I have been working on an interesting problem my lecturer mentioned recently. Prime Nim is a variant of the Nim game where you have a single pile with an arbitrary number $n\in \Bbb N+\{0\}$ of elements and players can take away a prime count of elements every round. Now I want to find a way to decide whether we can ensure victory in a given position (and the winning strategy, of course).
What I did so far:
$0$ and $1$ are clearly lost positions. On the contrary, any prime $n$ and $n+1$ are winning positions. For all other $n$ we can say that if there is no prime $p<n$ such that $n-p \notin \{n'|n'<n \land n' \text{ is lost}\}$, then $n$ is a losing position. The set of losing positions can be more formally expressed recursively based on previous such sets for smaller $n$. (In other words, this is an application of the very basic idea that a position form which we can make no move to a losing position is a losing position). All other positions are winning positions. Very simple and general.
Losing positions can be described as a sequence - http://oeis.org/A025043 (quite interestingly a subsequence of http://oeis.org/A093513). This uses the recursive nature of the problem.
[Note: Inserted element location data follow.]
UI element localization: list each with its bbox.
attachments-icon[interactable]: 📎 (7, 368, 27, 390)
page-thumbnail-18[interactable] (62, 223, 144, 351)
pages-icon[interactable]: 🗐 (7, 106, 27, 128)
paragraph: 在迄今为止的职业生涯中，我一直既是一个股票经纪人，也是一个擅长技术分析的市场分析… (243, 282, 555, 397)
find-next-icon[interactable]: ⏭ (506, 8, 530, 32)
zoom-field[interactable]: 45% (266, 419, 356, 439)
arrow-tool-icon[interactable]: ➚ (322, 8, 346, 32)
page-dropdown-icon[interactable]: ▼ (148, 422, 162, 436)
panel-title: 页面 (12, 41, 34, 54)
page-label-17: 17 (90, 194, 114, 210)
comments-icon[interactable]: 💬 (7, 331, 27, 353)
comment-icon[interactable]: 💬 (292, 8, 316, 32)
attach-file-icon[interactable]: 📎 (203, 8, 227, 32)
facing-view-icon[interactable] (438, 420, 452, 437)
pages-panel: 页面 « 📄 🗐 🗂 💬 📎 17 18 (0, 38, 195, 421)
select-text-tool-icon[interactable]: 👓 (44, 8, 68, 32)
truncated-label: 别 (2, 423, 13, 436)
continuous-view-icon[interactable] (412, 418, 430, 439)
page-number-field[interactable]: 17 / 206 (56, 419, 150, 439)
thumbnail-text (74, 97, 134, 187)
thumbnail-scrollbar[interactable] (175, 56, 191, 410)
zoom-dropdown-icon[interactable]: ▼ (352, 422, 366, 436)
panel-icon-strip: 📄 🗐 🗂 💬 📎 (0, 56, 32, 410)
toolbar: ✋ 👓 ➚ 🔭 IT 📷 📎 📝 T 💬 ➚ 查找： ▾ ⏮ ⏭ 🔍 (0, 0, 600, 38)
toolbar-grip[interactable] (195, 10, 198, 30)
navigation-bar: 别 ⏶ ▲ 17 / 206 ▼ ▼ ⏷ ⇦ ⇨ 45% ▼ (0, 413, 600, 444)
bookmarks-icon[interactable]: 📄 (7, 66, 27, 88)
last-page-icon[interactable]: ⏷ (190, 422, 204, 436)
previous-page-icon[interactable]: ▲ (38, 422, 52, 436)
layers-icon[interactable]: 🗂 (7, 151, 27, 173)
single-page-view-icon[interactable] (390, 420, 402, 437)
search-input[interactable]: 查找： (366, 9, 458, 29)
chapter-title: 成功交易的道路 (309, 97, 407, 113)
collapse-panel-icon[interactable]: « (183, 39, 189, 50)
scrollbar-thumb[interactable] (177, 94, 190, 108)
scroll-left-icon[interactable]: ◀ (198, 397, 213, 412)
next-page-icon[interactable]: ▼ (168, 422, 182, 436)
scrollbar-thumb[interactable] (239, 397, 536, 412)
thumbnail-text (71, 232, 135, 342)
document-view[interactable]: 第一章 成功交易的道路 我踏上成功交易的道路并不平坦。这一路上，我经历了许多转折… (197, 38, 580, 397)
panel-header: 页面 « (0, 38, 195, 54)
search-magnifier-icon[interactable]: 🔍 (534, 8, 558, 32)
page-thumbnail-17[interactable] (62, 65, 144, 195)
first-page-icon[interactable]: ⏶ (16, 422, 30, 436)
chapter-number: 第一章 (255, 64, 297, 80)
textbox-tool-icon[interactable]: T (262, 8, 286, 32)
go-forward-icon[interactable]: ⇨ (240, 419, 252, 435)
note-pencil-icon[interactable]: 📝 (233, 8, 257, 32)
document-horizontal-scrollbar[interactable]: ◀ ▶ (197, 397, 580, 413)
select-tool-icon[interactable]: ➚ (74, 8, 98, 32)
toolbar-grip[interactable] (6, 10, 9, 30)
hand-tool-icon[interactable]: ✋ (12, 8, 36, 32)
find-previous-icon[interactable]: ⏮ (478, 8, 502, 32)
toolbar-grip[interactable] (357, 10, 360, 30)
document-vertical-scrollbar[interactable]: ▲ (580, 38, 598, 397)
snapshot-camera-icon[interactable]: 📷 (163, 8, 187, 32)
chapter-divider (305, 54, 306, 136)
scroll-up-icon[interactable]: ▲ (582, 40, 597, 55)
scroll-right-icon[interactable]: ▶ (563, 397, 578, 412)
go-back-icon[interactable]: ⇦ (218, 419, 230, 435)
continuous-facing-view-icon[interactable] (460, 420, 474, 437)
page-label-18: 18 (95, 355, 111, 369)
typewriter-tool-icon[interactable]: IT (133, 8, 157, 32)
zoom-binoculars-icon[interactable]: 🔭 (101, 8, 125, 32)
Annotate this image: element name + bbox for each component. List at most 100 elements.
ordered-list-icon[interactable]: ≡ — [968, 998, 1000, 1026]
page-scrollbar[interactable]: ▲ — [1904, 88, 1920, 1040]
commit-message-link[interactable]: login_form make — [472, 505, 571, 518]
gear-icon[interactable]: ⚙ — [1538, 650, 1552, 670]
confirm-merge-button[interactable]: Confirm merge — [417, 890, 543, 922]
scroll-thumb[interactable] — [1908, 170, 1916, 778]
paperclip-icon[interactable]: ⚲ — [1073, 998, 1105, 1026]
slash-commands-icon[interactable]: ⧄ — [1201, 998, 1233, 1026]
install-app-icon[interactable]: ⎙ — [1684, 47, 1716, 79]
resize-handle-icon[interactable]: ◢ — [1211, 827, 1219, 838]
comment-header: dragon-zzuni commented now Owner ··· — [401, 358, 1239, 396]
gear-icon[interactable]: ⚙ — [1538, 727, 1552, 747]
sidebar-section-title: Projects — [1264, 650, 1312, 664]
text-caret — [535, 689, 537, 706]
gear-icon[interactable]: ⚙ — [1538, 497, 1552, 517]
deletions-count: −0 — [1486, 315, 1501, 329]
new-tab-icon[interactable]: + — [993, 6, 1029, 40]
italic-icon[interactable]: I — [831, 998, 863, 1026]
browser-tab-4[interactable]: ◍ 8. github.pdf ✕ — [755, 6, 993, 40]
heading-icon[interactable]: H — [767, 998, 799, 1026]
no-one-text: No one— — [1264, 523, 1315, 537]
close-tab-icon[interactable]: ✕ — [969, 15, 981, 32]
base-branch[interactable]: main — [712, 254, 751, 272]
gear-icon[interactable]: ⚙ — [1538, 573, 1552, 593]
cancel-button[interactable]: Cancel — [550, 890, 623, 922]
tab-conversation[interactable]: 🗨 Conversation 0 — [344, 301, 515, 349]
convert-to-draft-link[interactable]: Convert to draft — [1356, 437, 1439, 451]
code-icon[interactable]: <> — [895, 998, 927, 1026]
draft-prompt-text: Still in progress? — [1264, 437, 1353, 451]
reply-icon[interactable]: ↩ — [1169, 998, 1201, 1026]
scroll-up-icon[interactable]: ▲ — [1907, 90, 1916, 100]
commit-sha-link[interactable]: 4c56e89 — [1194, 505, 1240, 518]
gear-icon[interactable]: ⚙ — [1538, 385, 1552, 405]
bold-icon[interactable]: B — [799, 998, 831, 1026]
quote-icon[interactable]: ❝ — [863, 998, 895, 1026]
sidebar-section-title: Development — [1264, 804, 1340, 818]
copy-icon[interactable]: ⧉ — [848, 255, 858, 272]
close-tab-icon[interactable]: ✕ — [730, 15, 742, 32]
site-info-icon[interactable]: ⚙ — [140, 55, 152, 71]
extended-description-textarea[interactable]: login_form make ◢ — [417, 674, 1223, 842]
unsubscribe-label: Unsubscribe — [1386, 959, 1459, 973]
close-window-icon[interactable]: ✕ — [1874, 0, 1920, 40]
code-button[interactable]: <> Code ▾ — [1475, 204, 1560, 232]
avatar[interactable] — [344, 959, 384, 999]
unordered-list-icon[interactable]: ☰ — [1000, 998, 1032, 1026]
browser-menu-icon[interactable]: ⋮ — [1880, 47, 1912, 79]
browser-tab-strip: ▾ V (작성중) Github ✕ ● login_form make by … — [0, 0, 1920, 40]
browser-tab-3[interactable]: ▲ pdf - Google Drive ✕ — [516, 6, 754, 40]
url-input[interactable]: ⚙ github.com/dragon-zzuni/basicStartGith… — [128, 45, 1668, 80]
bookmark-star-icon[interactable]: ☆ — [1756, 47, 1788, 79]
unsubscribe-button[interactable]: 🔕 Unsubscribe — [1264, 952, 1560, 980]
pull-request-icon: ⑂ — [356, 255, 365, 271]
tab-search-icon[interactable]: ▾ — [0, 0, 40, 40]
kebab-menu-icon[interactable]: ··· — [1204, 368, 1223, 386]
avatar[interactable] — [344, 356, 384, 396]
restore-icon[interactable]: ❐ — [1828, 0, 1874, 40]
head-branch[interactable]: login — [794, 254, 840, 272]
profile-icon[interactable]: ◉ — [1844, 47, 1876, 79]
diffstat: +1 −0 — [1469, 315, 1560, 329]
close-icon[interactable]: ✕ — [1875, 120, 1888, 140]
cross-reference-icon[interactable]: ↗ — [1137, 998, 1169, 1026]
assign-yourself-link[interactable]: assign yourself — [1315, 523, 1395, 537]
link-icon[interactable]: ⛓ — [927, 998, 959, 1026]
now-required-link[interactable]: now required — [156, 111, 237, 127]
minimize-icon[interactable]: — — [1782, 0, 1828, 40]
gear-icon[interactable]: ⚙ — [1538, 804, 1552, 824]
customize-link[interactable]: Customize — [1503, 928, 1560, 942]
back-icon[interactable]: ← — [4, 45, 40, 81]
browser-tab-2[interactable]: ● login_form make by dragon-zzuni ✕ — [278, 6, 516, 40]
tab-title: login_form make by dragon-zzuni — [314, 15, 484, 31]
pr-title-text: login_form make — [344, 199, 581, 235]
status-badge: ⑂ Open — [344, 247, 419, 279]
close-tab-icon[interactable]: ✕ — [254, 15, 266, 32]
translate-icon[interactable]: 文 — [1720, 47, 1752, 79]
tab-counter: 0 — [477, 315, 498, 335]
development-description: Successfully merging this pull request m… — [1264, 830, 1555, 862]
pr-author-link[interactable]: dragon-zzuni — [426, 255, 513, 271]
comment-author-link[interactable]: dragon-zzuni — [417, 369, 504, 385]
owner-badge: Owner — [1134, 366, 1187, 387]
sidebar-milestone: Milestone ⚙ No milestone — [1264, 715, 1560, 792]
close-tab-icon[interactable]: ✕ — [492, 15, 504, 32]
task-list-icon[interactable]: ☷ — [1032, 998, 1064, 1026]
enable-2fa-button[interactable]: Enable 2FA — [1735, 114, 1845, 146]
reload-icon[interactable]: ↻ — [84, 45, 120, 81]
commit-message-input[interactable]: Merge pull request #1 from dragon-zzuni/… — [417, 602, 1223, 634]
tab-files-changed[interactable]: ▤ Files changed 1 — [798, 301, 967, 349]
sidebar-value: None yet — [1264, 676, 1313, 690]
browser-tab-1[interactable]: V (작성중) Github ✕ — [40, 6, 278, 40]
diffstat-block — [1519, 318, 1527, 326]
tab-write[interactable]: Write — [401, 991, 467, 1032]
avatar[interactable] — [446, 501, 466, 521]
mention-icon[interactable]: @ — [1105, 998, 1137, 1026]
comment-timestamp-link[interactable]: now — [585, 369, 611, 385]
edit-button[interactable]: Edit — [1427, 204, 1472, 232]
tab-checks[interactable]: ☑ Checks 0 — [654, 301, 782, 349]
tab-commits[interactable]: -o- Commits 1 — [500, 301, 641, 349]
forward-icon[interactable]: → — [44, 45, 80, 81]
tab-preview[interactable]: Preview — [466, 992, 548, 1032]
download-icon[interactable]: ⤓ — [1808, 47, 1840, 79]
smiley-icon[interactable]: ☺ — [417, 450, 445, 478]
An algorithm starting from the recursion edge case ($0$) and building up the sequence progressively can give us both the answer and the prospective winning strategy generated as a side-product in polynomial time.
My lecturer said the strategy-finding algorithm is probably optimal, but he also suggested there might be a simple formula to decide whether a given position can be won using an optimal strategy.
And I am stuck on it now. I guess the formula can't possibly be that simple, since it has to, in my opinion, include at least primality testing. I tried to determine a simple way to decide whether a number is in the sequence of losing positions, but I had no success so far. Basically, I always encounter the impenetrable problem of generating $n$th prime.
Any ideas on approaching this differently?